SIOUX CITY | Needless to say, Connor Sundquist is a fan of the Sioux City Musketeers’ Pink In The Rink promotion.

“It provides awareness and support for the cause as well as chance for people like myself to play for a loved one who’s battling,” said the Musketeers’ right wing, whose mother, Melissa Sundquist, is still in treatment for Stage 3 breast cancer.

“It means a lot to my family to see that so many people are so supportive of breast cancer.”

The Musketeers, who will host Tri-City tonight in the eighth annual Pink In The Rink game, have raised $320,000 in the previous seven years of the event.

Connor had completed the 2014-15 season contributing 30 points (11 goals, 19 assists) for Select Hockey Academy, then heard the news, like the rest of his family.

Shock and disbelief was his initial reaction.

“I couldn’t comprehend how an innocent woman like her could be given such a terrible result,” said Connor, who has two assists. “I could tell she was unhappy with the news, but she is a very strong person. She didn’t ask anything from us except to love one another.”

A Colorado College recruit, Connor is a rugged skater with good vision, a good hockey IQ and a quick release. His father Erik Sundquist, a former Providence College defenseman, says Connor checks in every day to see how his mother is doing.

“Connor knew it would be a challenge, first of all, to go away from home and play hockey in Iowa,” said Erik. “He is pursuing his dream. He knew this was a step he’d have to take. His mom knows he’s thinking about her. He has focus and he’s going to play his game. The USHL is like a pro league. If you are not performing, you aren’t going to be there very long.”
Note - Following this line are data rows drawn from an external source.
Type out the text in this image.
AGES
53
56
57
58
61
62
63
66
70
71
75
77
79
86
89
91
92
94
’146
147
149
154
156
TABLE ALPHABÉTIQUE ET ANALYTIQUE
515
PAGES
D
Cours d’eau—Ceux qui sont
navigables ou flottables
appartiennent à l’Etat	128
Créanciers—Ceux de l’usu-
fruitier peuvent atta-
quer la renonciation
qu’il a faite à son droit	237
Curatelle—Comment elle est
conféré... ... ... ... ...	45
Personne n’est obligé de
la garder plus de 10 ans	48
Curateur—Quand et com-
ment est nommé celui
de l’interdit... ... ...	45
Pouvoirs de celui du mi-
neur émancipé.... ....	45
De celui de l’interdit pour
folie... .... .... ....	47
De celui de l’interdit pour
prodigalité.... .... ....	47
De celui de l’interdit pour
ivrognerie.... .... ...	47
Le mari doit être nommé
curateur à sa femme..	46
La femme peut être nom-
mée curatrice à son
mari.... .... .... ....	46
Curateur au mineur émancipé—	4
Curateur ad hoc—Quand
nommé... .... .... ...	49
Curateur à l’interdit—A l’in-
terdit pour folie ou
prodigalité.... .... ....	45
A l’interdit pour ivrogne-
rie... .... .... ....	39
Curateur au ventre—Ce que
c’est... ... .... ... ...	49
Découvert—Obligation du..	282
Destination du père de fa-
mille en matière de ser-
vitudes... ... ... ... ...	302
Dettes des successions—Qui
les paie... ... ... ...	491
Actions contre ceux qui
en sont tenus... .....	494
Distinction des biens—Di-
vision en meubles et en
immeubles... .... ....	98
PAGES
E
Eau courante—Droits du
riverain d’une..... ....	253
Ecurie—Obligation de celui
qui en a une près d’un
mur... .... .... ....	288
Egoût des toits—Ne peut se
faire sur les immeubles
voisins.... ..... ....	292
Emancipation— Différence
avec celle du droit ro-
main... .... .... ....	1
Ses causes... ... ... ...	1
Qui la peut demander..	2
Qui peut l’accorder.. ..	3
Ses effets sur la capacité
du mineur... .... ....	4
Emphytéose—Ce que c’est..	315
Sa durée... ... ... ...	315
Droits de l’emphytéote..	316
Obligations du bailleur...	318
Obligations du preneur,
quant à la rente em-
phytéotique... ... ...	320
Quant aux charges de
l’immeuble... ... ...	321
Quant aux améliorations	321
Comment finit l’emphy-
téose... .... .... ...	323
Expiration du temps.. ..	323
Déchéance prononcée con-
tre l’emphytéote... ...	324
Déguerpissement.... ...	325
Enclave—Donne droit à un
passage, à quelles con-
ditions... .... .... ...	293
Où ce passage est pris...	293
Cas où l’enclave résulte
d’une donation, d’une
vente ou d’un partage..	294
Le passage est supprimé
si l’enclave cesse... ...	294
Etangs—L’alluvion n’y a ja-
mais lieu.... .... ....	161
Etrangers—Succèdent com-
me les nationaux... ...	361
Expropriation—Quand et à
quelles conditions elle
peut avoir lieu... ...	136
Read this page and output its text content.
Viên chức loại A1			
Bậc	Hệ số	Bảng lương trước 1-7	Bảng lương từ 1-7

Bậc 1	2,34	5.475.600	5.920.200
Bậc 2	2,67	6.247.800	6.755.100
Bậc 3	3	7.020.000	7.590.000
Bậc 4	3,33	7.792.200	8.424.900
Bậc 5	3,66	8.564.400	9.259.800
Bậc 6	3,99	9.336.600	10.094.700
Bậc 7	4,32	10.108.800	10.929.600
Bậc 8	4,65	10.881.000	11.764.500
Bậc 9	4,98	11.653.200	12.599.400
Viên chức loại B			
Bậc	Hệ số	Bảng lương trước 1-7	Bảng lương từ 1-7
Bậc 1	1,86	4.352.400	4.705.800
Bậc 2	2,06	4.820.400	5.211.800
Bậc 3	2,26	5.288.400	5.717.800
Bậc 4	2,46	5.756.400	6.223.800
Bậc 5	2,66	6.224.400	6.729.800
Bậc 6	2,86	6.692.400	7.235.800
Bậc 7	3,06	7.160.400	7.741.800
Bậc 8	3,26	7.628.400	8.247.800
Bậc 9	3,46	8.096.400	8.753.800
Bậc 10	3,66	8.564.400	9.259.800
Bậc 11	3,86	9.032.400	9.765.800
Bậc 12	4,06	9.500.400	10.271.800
Connor wears a bracelet that reads “Sunny Strong” to support his mother. He said his family has many supportive friends and family who have reached out and helped his family.

They include Selects Hockey Academy, whose 16 and 18-year old teams will host “Pink In The Rink” games Sunday in South Kent, Connecticut. Connor’s 16-year old brother Corson is a forward on the 16-year old squad.

Connor writes her mother’s initials on the knob of his stick along with a breast cancer ribbon so he can have her strength while he plays.

“I think he’s doing good,” said Melissa. “He’s a strong-minded kid. I love that he is with a group of guys that he loves. He loves the family (Mark and Kaye Held) he’s staying with. As far as I am concerned, I try to give him the least amount of burden. I don’t tell him if I have a bad day. Knowing less is more.”